Strange ride on the CDTA 905

She sat on an aisle seat, on the left side, and started leaned so far to her right, I thought she’d surely fall over.

BusPlusIn mid-January, it’s the Thursday afternoon matinee of the play War Horse I need to get to at Proctors Theatre in Schenectady. I hop on the 905, that limited-stop red Bus Plus, at Washington and Lark in Albany at 11:39 a.m., right on time, and it should get me around Nott Terrace at 12:24, more than an hour before the play.

It would have except for that young woman. I had a difficult time gauging her age, though in the 18 to 25 range was most likely. She was sitting in the first set of seats. Well, sitting might have been overstating it, for she was slouching lower and lower, and I thought her head would hit the ground. As it was, she knocked over a large cup of milk from Stewart’s that spread back three rows of seats.

I moved across from her and she woke up to say she was fine. But this conversation must have triggered, for he stopped the bus a short time later (at the WAMC stop).

Driver: I didn’t let you on to throw your drink all over the floor.
Young Woman: I didn’t THROW it, it spilled.
D: And you’ve done this before.
YW: So why did you let me on the bus?

It went on like that, with a couple of passengers pleading with the driver to get going before he ordered her to sit further back on the bus. He probably figured she’d rest in some window seat. Instead, she sat on an aisle seat, on the left side, and started leaned so far to her right, I thought she’d surely fall over. Instead, she’d regained awareness.

Some guy who was sitting in front of her was going to take her picture, I suspect to verify her condition. She was aware enough of him, though, to suggest that if he did take her picture, she would report him as a “sex pervert.”

She’d nod off, leaning, and dropped her phone or another device twice onto the floor. Then she’d be lucid enough to engage in pleasant banter with the folks in the back of the bus. Then she’d zone out and dropped her wallet twice, the second time, with her cards falling out. She bent over and was fodder for much laughter. I don’t know if she realized they were laughing AT her rather than WITH her.

At some point, a guy got off the bus, but before he left, leaned over her slumped body, then left. A minute or two later, she says she had been robbed. She may well have, but I was too far up front to tell for sure.

The driver stopped the bus across from the McDonald’s on State Street in Schenectady, calls his dispatcher, and we wait, much to the furor of more than a few riders. Then she says that she WASN’T robbed, at which point I swear there were those who seemed ready to do the young woman bodily harm. Several riders plead with the driver to go. She leaves the bus and goes to the Mickey D’s, with the riders more impatient by the minute. Then she comes back because she had left a large bag by her original seat on the bus.

By this point, the police fortunately arrive, we’re allowed to go, and I’m only 15 minutes late.

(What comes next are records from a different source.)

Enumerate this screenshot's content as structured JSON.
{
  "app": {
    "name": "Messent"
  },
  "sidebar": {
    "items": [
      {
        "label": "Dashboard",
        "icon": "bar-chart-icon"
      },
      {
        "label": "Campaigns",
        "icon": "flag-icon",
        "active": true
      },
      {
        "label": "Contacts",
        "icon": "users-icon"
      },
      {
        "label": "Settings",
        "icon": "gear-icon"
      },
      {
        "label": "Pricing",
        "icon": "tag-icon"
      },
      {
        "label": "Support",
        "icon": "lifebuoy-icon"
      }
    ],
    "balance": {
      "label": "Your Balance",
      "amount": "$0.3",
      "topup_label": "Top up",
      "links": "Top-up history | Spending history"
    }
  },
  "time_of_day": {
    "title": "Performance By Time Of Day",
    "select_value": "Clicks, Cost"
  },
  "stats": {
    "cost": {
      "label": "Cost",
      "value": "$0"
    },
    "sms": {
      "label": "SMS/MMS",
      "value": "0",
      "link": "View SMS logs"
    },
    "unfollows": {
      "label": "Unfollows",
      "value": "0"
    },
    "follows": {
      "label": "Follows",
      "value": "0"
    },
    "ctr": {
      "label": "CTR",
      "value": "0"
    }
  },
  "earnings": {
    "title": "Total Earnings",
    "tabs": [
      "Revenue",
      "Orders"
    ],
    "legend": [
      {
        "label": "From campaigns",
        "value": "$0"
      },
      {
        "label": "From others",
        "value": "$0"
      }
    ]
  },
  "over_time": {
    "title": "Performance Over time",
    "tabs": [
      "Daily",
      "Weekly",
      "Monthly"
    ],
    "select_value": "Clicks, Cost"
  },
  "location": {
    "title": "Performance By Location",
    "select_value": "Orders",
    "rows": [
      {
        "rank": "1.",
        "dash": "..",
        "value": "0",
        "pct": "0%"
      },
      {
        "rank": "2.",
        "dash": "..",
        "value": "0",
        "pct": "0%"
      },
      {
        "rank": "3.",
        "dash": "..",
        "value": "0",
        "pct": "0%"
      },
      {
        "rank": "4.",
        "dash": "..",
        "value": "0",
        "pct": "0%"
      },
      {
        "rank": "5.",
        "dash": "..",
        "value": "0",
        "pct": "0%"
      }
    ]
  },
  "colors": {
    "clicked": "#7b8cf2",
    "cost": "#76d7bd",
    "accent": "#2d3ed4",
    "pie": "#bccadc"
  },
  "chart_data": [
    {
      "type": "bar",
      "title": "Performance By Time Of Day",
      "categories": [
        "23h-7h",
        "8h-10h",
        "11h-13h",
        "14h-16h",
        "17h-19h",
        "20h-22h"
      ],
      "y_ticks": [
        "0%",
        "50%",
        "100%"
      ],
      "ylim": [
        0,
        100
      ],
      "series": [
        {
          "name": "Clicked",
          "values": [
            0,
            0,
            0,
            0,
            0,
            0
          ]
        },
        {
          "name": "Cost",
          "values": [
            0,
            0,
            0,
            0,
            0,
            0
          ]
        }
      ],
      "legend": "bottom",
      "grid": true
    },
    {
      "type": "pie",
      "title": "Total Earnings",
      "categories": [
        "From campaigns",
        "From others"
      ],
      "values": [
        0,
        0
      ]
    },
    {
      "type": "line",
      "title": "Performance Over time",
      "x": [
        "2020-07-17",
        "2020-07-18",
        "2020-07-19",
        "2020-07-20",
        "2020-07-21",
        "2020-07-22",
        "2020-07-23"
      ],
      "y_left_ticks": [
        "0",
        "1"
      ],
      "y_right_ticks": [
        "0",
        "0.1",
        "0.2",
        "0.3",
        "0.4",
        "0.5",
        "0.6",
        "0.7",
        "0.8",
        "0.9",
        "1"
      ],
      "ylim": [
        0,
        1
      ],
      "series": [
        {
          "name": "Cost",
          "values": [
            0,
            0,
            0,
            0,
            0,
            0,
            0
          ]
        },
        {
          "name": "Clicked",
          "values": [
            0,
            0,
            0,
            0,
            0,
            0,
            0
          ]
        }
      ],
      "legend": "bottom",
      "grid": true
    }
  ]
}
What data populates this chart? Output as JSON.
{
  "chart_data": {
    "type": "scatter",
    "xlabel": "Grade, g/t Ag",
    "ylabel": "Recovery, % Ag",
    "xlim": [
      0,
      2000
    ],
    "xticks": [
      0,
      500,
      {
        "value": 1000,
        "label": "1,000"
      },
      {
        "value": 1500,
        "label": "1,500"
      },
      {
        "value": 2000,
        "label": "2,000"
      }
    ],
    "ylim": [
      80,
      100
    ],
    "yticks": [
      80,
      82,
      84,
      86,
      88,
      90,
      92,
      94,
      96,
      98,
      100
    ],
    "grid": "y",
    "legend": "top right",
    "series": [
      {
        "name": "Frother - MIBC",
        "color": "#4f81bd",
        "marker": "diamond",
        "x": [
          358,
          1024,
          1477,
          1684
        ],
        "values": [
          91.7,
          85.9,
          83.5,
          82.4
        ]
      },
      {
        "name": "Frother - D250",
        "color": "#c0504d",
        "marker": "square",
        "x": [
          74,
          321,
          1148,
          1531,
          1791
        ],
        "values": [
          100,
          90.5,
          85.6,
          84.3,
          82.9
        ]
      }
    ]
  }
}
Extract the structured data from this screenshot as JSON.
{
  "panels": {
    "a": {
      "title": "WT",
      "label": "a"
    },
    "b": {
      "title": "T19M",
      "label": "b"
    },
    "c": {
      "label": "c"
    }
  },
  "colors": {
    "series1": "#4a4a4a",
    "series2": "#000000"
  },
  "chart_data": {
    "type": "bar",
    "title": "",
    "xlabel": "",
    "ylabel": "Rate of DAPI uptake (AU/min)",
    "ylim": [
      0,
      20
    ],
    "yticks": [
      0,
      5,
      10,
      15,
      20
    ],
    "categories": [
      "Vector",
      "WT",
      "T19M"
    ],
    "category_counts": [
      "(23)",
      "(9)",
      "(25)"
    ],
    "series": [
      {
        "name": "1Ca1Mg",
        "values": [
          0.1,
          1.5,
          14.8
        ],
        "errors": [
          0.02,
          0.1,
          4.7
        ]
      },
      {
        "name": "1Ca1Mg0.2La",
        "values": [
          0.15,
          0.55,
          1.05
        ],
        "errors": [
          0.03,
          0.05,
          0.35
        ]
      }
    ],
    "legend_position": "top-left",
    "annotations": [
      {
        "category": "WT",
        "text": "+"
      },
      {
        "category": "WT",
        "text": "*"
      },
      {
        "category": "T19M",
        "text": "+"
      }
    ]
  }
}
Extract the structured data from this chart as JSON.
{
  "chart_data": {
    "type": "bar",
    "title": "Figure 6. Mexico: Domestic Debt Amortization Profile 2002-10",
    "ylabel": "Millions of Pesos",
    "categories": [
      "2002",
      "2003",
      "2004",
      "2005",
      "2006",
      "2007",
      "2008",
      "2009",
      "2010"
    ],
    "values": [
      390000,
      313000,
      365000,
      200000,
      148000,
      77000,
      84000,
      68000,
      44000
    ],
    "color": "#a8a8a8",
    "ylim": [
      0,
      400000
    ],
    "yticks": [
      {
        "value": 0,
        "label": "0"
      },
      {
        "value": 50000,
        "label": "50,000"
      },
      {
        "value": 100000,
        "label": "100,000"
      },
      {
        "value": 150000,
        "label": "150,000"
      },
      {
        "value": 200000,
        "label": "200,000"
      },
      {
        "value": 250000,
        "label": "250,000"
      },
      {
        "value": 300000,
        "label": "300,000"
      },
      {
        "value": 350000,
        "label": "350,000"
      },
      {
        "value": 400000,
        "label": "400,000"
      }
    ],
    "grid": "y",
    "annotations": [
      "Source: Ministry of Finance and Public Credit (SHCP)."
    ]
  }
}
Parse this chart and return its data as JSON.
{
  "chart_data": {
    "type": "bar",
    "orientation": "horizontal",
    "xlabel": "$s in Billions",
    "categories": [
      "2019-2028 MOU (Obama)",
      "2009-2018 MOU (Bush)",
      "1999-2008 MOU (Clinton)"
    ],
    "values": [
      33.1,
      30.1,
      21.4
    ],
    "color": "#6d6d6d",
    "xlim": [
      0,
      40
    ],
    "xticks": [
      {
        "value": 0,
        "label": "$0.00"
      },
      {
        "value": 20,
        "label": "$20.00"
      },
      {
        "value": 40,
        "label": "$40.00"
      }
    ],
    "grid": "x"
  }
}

Was the young woman on drugs, prescription or otherwise? Did she have narcolepsy? I don’t know. Nor do I know whether a guy who said he was going to post a video of her on Facebook actually did, but he, who was sitting behind her, did record her for several minutes.

Talk about a long, strange trip…

Getting to Work Has Just Gotten Tougher

The Capital District Transportation Authority, the bus service for the Albany/Schenectady/Troy, NY area, has instituted a major revamping of its buses in Albany. It’s not just changing a few schedules, it’s dropping some buses and adding others.

For me, taking the bus to church has gotten easier when we have an early service; the first bus is now 8:04 rather than 8:52.

On the other hand, getting to work, starting tomorrow, has gotten a whole lot more difficult. I pretty much laid it out here. There might be one or two other options, but these involve the daughter leaving for school much earlier than has been her habit.

The other fact is that the bus to Corporate Woods won’t be going by my building, but rather I have to walk down this curvy road in the morning, and, worse, walk up this curvy road, where vehicles go terribly fast, at night, with no sidewalk; when it’s been snowing, that’s potentially dangerous, especially the way the Brinks trucks barrel down that road.

Something else: CDTA has gotten rid of some of the bus stops in order to increase fuel efficiency. One of them is about 20 feet from our front porch. I’ll miss it for nostalgic reasons. When I was taking the Daughter to preschool, we would often run to the stop just ahead of the bus a block away.